Remember the story The Pearl? Now, I love Steinbeck, but I’m sure I wasn’t the only 6th grader to be scarred by that parable of the devastating consequences of sudden enrichment. Here, to undo some of that, an alternative telling.The Pearl: Take 2
The pearl diver rose out of the water, holding in his hands a gem of the ocean produced through years of faithful swilling by some ancient invertebrate at the bottom of the sea. Treading water in the minty shadows of the reef, he gazed at the baseball-sized globe in his hand. It was lacquered in shimmering gold and refracted the equatorial sun back in a panoply of rays. Further down the reef other divers glanced in his direction. They had felt the momentousness of his find as it rippled out towards them across the ocean surface, but were too far away to make out what he cupped in his palms.
The diver swam into shore, holding the pearl out in front of him like a buoy. When he reached the cove, he grabbed the nearest banana leaf and wrapped it in a neat bundle, hoping that no one had had seen it. You see, he’d also read Steinbeck’s novel back in middle school, and was afraid that such a large pearl would bring tragedy and destruction to him and his family.
He high-tailed it to a small fishing hut on a deserted patch of beach, where his wife was sitting behind a large bowl, pounding taro roots into a sticky paste. Little Majoro was strapped to her shoulder, sleeping peacefully, not bothered in the least by the repetitive pounding taking place a foot from his head.
“Uhura, look,” said Matoko. He quickly unwrapped the palm frond and rolled the gargantuan pearl out onto the straw mat on the floor of the hut.
“Oh!” exclaimed Uhura, letting out a frightened squeal. “This cannot be. We will end up like the family in The Pearl.” She covered Majoro’s head with a banana leaf, as if to protect him from any such fate.
“What shall we do?” asked Matoko. “I cannot sell this at the market. It is too big.”
“I know,” said the voice of Krulea, Matoko’s mother-in-law. “Give me the pearl, I will make magic with it.” Matoko raised one eyebrow. Krulea had been acting very odd of late. Her favorite activity seemed to be chasing chickens around while wearing a tea cozy on her head. He wasn’t sure he trusted her with five cents, much less the biggest pearl in history. But she pursed her lips at him and crossed her wrinkled arms over her chest, so he gave in and handed her the jewel.
As Krulea disappeared into the outdoor kitchen behind the hut, a loud, insistent humming filled the air. It gradually crescendoed into a tonal buzzing, culminating in a large crack, then an explosive clattering, as if a million tiny pebbles had fallen onto the floor. Matoko and Uhura rushed into the other room. Krulea was standing behind a large mixing bowl, looking in satisfaction at a glistening pudding where a million tiny droplets lay ensconced in thick coconut cream, topped with fruit.
“What is that?” asked Matoko.
“Stupid boy,” said Krulea. “It’s pudding.”
“Where’s the pearl?”
Krulea rolled her eyes and pointed at the pudding. “I turned it into food.”
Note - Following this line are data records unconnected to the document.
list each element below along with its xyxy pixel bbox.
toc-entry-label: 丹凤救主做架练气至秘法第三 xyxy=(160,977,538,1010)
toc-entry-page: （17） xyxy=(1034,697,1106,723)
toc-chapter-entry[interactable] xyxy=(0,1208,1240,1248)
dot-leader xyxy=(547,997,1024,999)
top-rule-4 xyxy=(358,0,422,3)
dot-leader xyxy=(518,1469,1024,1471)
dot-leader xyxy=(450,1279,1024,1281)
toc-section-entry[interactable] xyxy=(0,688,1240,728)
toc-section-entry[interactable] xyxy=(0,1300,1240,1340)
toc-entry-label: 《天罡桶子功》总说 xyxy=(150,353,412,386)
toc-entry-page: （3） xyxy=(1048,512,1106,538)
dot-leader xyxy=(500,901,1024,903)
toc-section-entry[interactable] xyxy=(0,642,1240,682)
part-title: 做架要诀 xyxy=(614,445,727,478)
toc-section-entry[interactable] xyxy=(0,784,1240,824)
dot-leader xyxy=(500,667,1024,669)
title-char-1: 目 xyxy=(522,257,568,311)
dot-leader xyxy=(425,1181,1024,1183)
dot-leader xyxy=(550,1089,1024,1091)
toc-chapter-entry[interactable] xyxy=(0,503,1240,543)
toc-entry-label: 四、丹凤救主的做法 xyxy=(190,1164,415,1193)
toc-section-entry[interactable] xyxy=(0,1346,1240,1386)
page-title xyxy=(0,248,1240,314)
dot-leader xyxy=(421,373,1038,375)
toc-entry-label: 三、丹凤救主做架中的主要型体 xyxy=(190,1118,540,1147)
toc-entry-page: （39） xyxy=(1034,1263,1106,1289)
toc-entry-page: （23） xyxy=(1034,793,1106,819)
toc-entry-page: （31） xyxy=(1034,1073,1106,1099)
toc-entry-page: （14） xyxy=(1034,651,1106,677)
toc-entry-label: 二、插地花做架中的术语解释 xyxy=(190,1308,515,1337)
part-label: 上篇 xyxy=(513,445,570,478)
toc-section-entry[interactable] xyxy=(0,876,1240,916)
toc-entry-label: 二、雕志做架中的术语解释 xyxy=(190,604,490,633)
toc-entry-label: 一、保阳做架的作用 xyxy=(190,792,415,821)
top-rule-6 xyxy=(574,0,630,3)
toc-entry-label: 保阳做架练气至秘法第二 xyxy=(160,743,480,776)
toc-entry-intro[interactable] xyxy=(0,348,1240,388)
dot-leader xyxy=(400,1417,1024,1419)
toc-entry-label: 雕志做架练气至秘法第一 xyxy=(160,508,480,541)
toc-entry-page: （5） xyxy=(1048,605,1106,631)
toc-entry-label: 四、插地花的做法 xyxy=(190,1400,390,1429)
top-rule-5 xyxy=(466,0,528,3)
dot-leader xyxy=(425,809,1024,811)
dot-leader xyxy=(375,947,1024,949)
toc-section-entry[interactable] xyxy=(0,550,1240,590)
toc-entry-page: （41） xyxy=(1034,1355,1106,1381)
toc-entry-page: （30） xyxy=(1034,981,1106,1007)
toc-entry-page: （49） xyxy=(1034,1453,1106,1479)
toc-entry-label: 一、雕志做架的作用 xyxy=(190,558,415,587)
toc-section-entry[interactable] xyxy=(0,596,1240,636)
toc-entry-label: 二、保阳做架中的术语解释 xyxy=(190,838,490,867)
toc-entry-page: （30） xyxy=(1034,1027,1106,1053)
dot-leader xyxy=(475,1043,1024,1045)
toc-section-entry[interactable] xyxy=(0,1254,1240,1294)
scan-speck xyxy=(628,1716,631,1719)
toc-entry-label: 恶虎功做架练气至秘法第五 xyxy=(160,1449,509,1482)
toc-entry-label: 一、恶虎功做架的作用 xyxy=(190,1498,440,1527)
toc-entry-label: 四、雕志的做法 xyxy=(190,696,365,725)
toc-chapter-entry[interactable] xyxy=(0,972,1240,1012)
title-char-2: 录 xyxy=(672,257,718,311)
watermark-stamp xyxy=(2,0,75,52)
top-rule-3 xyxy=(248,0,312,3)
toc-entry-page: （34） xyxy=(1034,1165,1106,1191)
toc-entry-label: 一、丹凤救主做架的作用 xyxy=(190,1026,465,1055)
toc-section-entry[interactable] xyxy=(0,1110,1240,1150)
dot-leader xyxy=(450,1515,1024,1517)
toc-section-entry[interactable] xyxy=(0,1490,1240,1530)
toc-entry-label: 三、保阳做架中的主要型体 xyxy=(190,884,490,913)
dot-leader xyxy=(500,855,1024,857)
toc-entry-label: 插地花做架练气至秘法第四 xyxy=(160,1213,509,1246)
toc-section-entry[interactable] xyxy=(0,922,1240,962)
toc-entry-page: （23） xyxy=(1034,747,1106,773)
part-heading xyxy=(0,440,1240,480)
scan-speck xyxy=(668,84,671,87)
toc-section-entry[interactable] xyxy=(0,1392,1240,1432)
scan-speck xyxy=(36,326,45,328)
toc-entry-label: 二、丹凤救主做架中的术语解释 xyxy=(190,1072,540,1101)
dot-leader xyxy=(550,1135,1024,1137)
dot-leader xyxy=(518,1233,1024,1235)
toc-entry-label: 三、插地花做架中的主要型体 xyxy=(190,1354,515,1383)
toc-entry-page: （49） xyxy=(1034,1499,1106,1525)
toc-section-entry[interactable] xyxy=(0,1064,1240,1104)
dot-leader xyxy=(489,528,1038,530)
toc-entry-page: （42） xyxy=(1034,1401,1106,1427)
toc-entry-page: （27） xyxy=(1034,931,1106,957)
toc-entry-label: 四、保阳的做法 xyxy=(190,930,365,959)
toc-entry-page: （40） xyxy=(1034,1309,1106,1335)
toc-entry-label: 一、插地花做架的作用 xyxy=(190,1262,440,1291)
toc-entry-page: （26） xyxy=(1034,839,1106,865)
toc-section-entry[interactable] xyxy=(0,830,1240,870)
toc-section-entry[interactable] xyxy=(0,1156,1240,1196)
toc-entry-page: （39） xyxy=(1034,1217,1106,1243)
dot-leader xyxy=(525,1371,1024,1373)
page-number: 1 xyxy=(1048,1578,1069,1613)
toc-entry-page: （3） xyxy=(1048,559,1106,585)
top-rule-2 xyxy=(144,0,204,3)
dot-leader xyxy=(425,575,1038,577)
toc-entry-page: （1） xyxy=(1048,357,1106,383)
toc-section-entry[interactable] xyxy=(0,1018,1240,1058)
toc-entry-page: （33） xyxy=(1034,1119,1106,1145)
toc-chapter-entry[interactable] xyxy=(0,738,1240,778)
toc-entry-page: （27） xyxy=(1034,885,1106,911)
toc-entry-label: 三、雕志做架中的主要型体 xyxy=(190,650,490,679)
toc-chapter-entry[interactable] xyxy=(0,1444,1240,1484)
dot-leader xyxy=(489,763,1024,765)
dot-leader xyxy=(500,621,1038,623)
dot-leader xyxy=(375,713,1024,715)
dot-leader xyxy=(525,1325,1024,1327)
Matoko’s neck veins bulged. Krulea held up a hand. “Know this – this pudding will never run out. That pearl was magic – it has become an inexhaustible food source. No matter how much you eat, the pudding will regenerate. You and your family will never go hungry.”
Openmouthed, Matoko and Uhura watched Krulea wander down the dusty dirt road and walk straight into a chicken. They looked at each other, shrugged, and began dishing out the pudding. Krulea was right, no matter how much they ate, the level of the pudding never went down. It was indeed a happier ending than The Pearl.
- ½ c tapioca pearls (otherwise known as sabudana, available from Asian/Indian groceries)
- 1 can coconut milk
- 2 cups water (if you want it creamier can sub another can of coconut milk here)
- 3-4 tb honey or maple syrup
- 1 tsp sea salt
- 1 tb vanilla (optional) or 1 tsp fresh vanilla bean
- fresh starfruit
- In a large saucepan over medium heat, combine the pearls, coconut milk, and water (can soak pearls in liquid in advance to shorten cooking time).
- Bring to a simmer, reduce heat, and cook, whisking occasionally, until tapioca is translucent and tender.
- Add vanilla, honey, and salt. Serve warm with fruit and mint, or chill (will thicken in the fridge) for later.
- Eat as a source of comfort while reading the actual Pearl.